The additional requirement of requiring children, with no means or resources, to possibly go as far as needing to hire a lawyer to spark judicial reviews to uphold their rights seems consistent with placing barriers in front of gay-straight alliances in schools before they get a start.

The bill solidifies the misguided notion that courts advance human rights, not governments. It appears the courts will have to again be used to help point the Alberta government toward reluctantly trudge forward on extending equal rights to everyone. It is a shifty strategy that, after a future Alberta government ultimately loses a case to restrict rights, will allow the government to point toward courts as forcing unwanted "gay rights," while the government abdicates its responsibility to uphold fundamental liberties.

Perhaps a better approach would have been to accept sexual orientation as a prohibited ground for discrimination in Alberta, eliminate section 11.1 altogether, including in the Education Act, allow GSAs by not legislating anything about clubs, but then to enhance everyone's right to express themselves in the debate about issues. Eliminating Section 3 of the Alberta Human Rights Act would have been a way to address all sides. Its repeal would foster free expression about issues, and encourage debate, without fear of someone lodging human rights complaints for expressing one's beliefs and perhaps offending someone.

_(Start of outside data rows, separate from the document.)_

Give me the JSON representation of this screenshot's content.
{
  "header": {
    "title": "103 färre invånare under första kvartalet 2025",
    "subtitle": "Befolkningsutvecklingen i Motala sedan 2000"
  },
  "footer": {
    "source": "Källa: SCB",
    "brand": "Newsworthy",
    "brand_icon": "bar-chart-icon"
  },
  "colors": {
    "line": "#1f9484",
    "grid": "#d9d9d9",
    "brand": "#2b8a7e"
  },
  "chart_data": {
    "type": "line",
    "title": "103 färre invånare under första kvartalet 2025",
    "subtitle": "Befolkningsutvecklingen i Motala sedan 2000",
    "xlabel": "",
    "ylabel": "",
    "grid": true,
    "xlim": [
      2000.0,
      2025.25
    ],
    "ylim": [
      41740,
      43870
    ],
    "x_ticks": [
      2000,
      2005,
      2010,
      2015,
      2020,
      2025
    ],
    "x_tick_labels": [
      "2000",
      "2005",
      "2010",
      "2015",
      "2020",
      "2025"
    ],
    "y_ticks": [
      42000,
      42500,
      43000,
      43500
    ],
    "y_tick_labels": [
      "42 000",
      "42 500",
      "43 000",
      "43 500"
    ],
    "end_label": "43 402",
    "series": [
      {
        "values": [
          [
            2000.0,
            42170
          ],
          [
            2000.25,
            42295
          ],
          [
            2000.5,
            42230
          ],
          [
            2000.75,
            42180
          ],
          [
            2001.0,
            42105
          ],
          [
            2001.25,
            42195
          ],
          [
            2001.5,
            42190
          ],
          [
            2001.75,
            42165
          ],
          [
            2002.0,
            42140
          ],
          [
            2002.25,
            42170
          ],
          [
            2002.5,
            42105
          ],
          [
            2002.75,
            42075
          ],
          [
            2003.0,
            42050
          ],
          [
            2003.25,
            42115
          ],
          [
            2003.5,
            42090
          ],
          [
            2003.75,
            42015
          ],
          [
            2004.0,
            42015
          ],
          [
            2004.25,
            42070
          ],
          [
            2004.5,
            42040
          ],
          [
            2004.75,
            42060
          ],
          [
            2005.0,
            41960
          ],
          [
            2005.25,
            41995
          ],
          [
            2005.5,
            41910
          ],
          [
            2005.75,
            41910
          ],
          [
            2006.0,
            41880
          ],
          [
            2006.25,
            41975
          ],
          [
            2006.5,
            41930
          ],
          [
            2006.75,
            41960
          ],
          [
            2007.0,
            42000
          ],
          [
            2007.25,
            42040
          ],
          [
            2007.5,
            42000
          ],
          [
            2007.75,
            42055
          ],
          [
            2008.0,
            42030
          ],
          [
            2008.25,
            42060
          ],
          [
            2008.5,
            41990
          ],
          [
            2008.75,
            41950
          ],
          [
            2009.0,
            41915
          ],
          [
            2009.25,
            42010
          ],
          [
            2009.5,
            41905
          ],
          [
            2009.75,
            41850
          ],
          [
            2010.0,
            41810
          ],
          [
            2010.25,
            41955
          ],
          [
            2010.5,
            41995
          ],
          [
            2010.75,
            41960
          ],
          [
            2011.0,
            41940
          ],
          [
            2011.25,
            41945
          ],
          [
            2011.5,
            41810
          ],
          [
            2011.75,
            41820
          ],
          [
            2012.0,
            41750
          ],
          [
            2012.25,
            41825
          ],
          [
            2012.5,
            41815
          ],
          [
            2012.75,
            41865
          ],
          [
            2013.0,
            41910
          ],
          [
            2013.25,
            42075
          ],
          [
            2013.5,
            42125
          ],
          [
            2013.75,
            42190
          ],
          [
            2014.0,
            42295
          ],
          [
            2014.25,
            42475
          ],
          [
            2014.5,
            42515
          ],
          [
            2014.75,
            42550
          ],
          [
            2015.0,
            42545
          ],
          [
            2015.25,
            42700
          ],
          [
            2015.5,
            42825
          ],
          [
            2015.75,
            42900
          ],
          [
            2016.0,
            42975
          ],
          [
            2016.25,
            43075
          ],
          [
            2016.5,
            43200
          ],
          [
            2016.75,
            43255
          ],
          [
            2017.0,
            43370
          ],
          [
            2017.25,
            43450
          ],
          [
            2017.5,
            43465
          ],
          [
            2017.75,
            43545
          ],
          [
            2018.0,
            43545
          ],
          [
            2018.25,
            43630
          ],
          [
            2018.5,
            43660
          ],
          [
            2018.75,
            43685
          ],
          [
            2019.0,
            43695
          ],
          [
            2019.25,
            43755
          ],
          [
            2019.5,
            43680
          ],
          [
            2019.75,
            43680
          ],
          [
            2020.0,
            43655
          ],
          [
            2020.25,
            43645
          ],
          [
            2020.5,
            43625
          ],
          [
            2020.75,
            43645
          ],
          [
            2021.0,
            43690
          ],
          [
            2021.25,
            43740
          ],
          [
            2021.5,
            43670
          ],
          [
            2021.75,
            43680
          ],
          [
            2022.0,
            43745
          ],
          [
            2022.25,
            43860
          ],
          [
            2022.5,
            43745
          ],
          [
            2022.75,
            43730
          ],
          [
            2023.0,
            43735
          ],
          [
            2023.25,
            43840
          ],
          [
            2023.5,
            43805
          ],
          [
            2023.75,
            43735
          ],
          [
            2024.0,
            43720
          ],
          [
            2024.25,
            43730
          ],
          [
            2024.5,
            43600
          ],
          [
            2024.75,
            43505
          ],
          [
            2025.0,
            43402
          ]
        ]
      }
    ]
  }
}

Without the rights to freely associate with one another, assemble together, and express oneself, any organization can be easily squashed, clubs included. These fundamental rights allow people to come together and jointly encourage all of us to live well together. Most Canadians assume without question we can enjoy these rights, but that assumption is simply not true for everyone. Sometimes the most vulnerable need help and facilitation to use enjoy rights, especially to express themselves safely and with respectful environments.

Responding to anything "gay" by setting limits is not new in Alberta. In 1999, after Alberta lost its fight in the Supreme Court to block sexual orientation to be a prohibited grounds for discrimination, Alberta's Premier Ralph Klein established the fences committee. This ministerial committee was tasked to find ways to ensure LGBTQ people in Alberta were limited in how many rights they enjoyed. This tradition of building fences around human rights rather than opening up liberties continues with Bill 10.

It doesn't have to be this way. Good governance would focus on enhancing everyone's fundamental liberties, not restricting one group's liberties and then calling these restrictions the rights of another group.

Debate often points toward good solutions, but Bill 10 isn't it. The Alberta Government's response to debate - evoke closure. Putting barriers in front of anyone's rights or the process of letting all people enjoy their liberties does not make us freer or our society more respectful.